Other hotel brands have entered the sector. Marriott started a test in 2018 to direct customers to around 200 vacation homes in London in partnership with UK property management company Hostmaker. But last year, Hostmaker collapsed and Marriott turned to other partners to manage its Homes & Villas by Marriott International in around 100 destinations.

Paris on teleworkers

Hyatt and other global hotel brands said they were continuing to assess whether there were ways to participate in what could be described as a more business-to-business, business-focused urban residential game in alternative accommodation. .

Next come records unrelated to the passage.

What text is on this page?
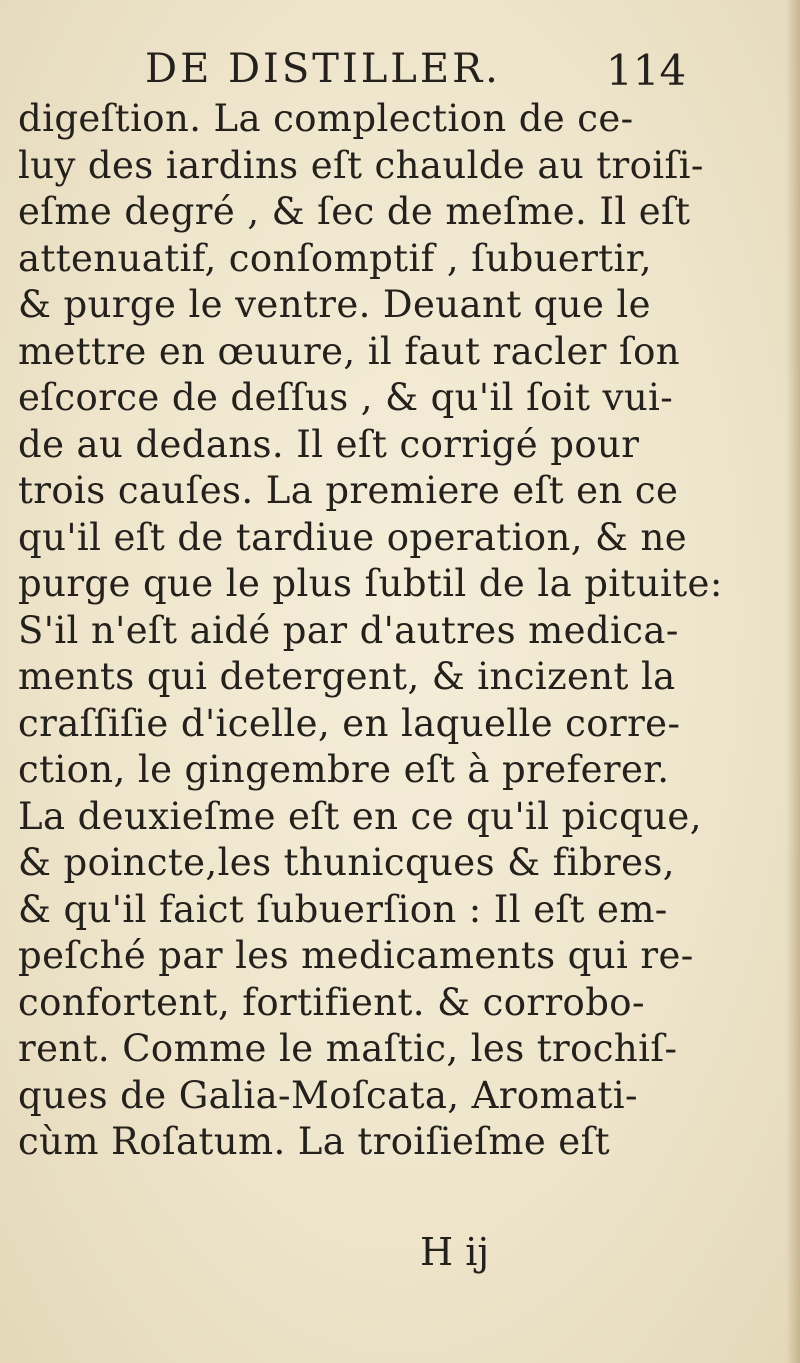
DE DISTILLER.	114
digeſtion. La complection de ce-
luy des iardins eſt chaulde au troiſi-
eſme degré , & ſec de meſme. Il eſt
attenuatif, conſomptif , ſubuertir,
& purge le ventre. Deuant que le
mettre en œuure, il faut racler ſon
eſcorce de deſſus , & qu'il ſoit vui-
de au dedans. Il eſt corrigé pour
trois cauſes. La premiere eſt en ce
qu'il eſt de tardiue operation, & ne
purge que le plus ſubtil de la pituite:
S'il n'eſt aidé par d'autres medica-
ments qui detergent, & incizent la
craſſiſie d'icelle, en laquelle corre-
ction, le gingembre eſt à preferer.
La deuxieſme eſt en ce qu'il picque,
& poincte,les thunicques & fibres,
& qu'il faict ſubuerſion : Il eſt em-
peſché par les medicaments qui re-
confortent, fortifient. & corrobo-
rent. Comme le maſtic, les trochiſ-
ques de Galia-Moſcata, Aromati-
cùm Roſatum. La troiſieſme eſt
H ij
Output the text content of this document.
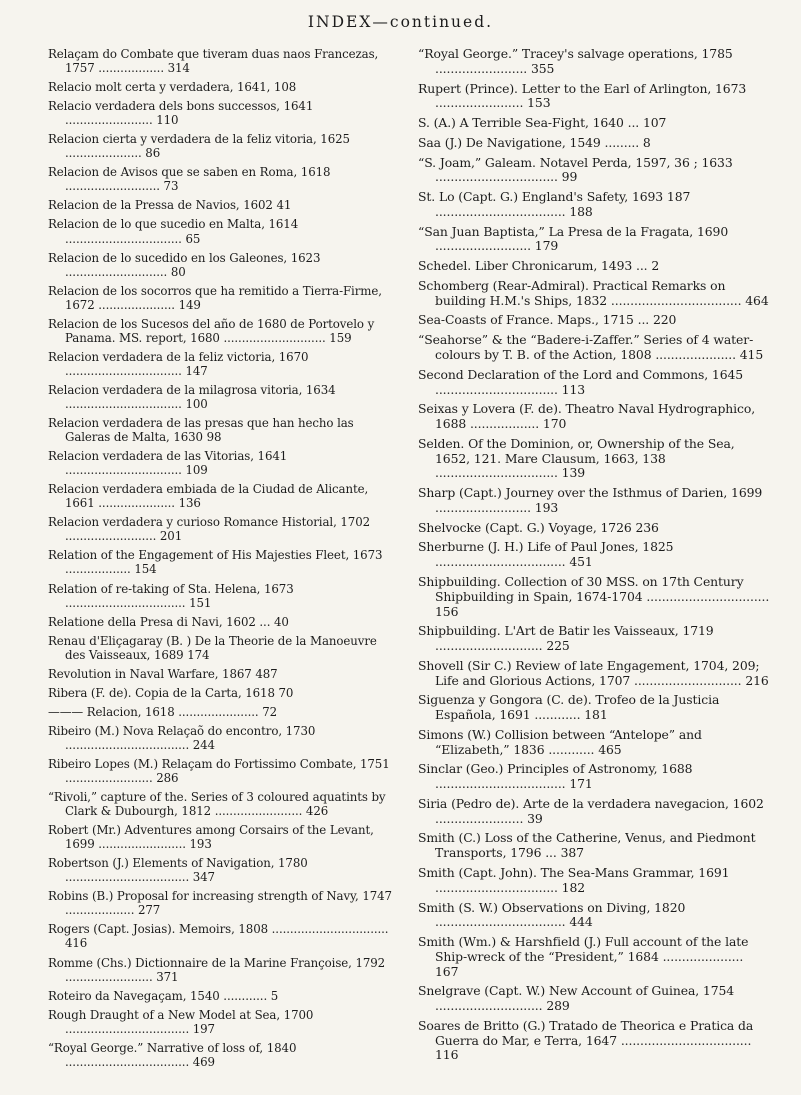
INDEX—continued.

Relaçam do Combate que tiveram duas naos Francezas, 1757 .................. 314

Relacio molt certa y verdadera, 1641, 108

Relacio verdadera dels bons successos, 1641 ........................ 110

Relacion cierta y verdadera de la feliz vitoria, 1625 ..................... 86

Relacion de Avisos que se saben en Roma, 1618 .......................... 73

Relacion de la Pressa de Navios, 1602 41

Relacion de lo que sucedio en Malta, 1614 ................................ 65

Relacion de lo sucedido en los Galeones, 1623 ............................ 80

Relacion de los socorros que ha remitido a Tierra-Firme, 1672 ..................... 149

Relacion de los Sucesos del año de 1680 de Portovelo y Panama. MS. report, 1680 ............................ 159

Relacion verdadera de la feliz victoria, 1670 ................................ 147

Relacion verdadera de la milagrosa vitoria, 1634 ................................ 100

Relacion verdadera de las presas que han hecho las Galeras de Malta, 1630 98

Relacion verdadera de las Vitorias, 1641 ................................ 109

Relacion verdadera embiada de la Ciudad de Alicante, 1661 ..................... 136

Relacion verdadera y curioso Romance Historial, 1702 ......................... 201

Relation of the Engagement of His Majesties Fleet, 1673 .................. 154

Relation of re-taking of Sta. Helena, 1673 ................................. 151

Relatione della Presa di Navi, 1602 ... 40

Renau d'Eliçagaray (B. ) De la Theorie de la Manoeuvre des Vaisseaux, 1689 174

Revolution in Naval Warfare, 1867 487

Ribera (F. de). Copia de la Carta, 1618 70

——— Relacion, 1618 ...................... 72

Ribeiro (M.) Nova Relaçaõ do encontro, 1730 .................................. 244

Ribeiro Lopes (M.) Relaçam do Fortissimo Combate, 1751 ........................ 286

“Rivoli,” capture of the. Series of 3 coloured aquatints by Clark & Dubourgh, 1812 ........................ 426

Robert (Mr.) Adventures among Corsairs of the Levant, 1699 ........................ 193

Robertson (J.) Elements of Navigation, 1780 .................................. 347

Robins (B.) Proposal for increasing strength of Navy, 1747 ................... 277

Rogers (Capt. Josias). Memoirs, 1808 ................................ 416

Romme (Chs.) Dictionnaire de la Marine Françoise, 1792 ........................ 371

Roteiro da Navegaçam, 1540 ............ 5

Rough Draught of a New Model at Sea, 1700 .................................. 197

“Royal George.” Narrative of loss of, 1840 .................................. 469

“Royal George.” Tracey's salvage operations, 1785 ........................ 355

Rupert (Prince). Letter to the Earl of Arlington, 1673 ....................... 153

S. (A.) A Terrible Sea-Fight, 1640 ... 107

Saa (J.) De Navigatione, 1549 ......... 8

“S. Joam,” Galeam. Notavel Perda, 1597, 36 ; 1633 ................................ 99

St. Lo (Capt. G.) England's Safety, 1693 187 .................................. 188

“San Juan Baptista,” La Presa de la Fragata, 1690 ......................... 179

Schedel. Liber Chronicarum, 1493 ... 2

Schomberg (Rear-Admiral). Practical Remarks on building H.M.'s Ships, 1832 .................................. 464

Sea-Coasts of France. Maps., 1715 ... 220

“Seahorse” & the “Badere-i-Zaffer.” Series of 4 water-colours by T. B. of the Action, 1808 ..................... 415

Second Declaration of the Lord and Commons, 1645 ................................ 113

Seixas y Lovera (F. de). Theatro Naval Hydrographico, 1688 .................. 170

Selden. Of the Dominion, or, Ownership of the Sea, 1652, 121. Mare Clausum, 1663, 138 ................................ 139

Sharp (Capt.) Journey over the Isthmus of Darien, 1699 ......................... 193

Shelvocke (Capt. G.) Voyage, 1726 236

Sherburne (J. H.) Life of Paul Jones, 1825 .................................. 451

Shipbuilding. Collection of 30 MSS. on 17th Century Shipbuilding in Spain, 1674-1704 ................................ 156

Shipbuilding. L'Art de Batir les Vaisseaux, 1719 ............................ 225

Shovell (Sir C.) Review of late Engagement, 1704, 209; Life and Glorious Actions, 1707 ............................ 216

Siguenza y Gongora (C. de). Trofeo de la Justicia Española, 1691 ............ 181

Simons (W.) Collision between “Antelope” and “Elizabeth,” 1836 ............ 465

Sinclar (Geo.) Principles of Astronomy, 1688 .................................. 171

Siria (Pedro de). Arte de la verdadera navegacion, 1602 ....................... 39

Smith (C.) Loss of the Catherine, Venus, and Piedmont Transports, 1796 ... 387

Smith (Capt. John). The Sea-Mans Grammar, 1691 ................................ 182

Smith (S. W.) Observations on Diving, 1820 .................................. 444

Smith (Wm.) & Harshfield (J.) Full account of the late Ship-wreck of the “President,” 1684 ..................... 167

Snelgrave (Capt. W.) New Account of Guinea, 1754 ............................ 289

Soares de Britto (G.) Tratado de Theorica e Pratica da Guerra do Mar, e Terra, 1647 .................................. 116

“It’s more the direction we went – an extended stay orientation, with an average stay of 50 nights,” Stanberry said. “We’ve had mostly corporate clients, with a few digital nomads dotted around. In addition, no risk of main lease, no purchase of furniture, etc. It may be a smaller total addressable market, but it is sustainable. We reached profitability from January to March, with revenue of around $ 1 million per month, and we have maintained our balance throughout the pandemic. “

For more background on the trend, see our recent articles: Selina Nabs Remote Year in Bet on Subscription Travel for Digital Nomads, Battling Isolation for Remote Workers With New Approaches to Rassembler Teams, and More Momentum Building on Subscription Services in Travel, Will It Post-pandemic help ?.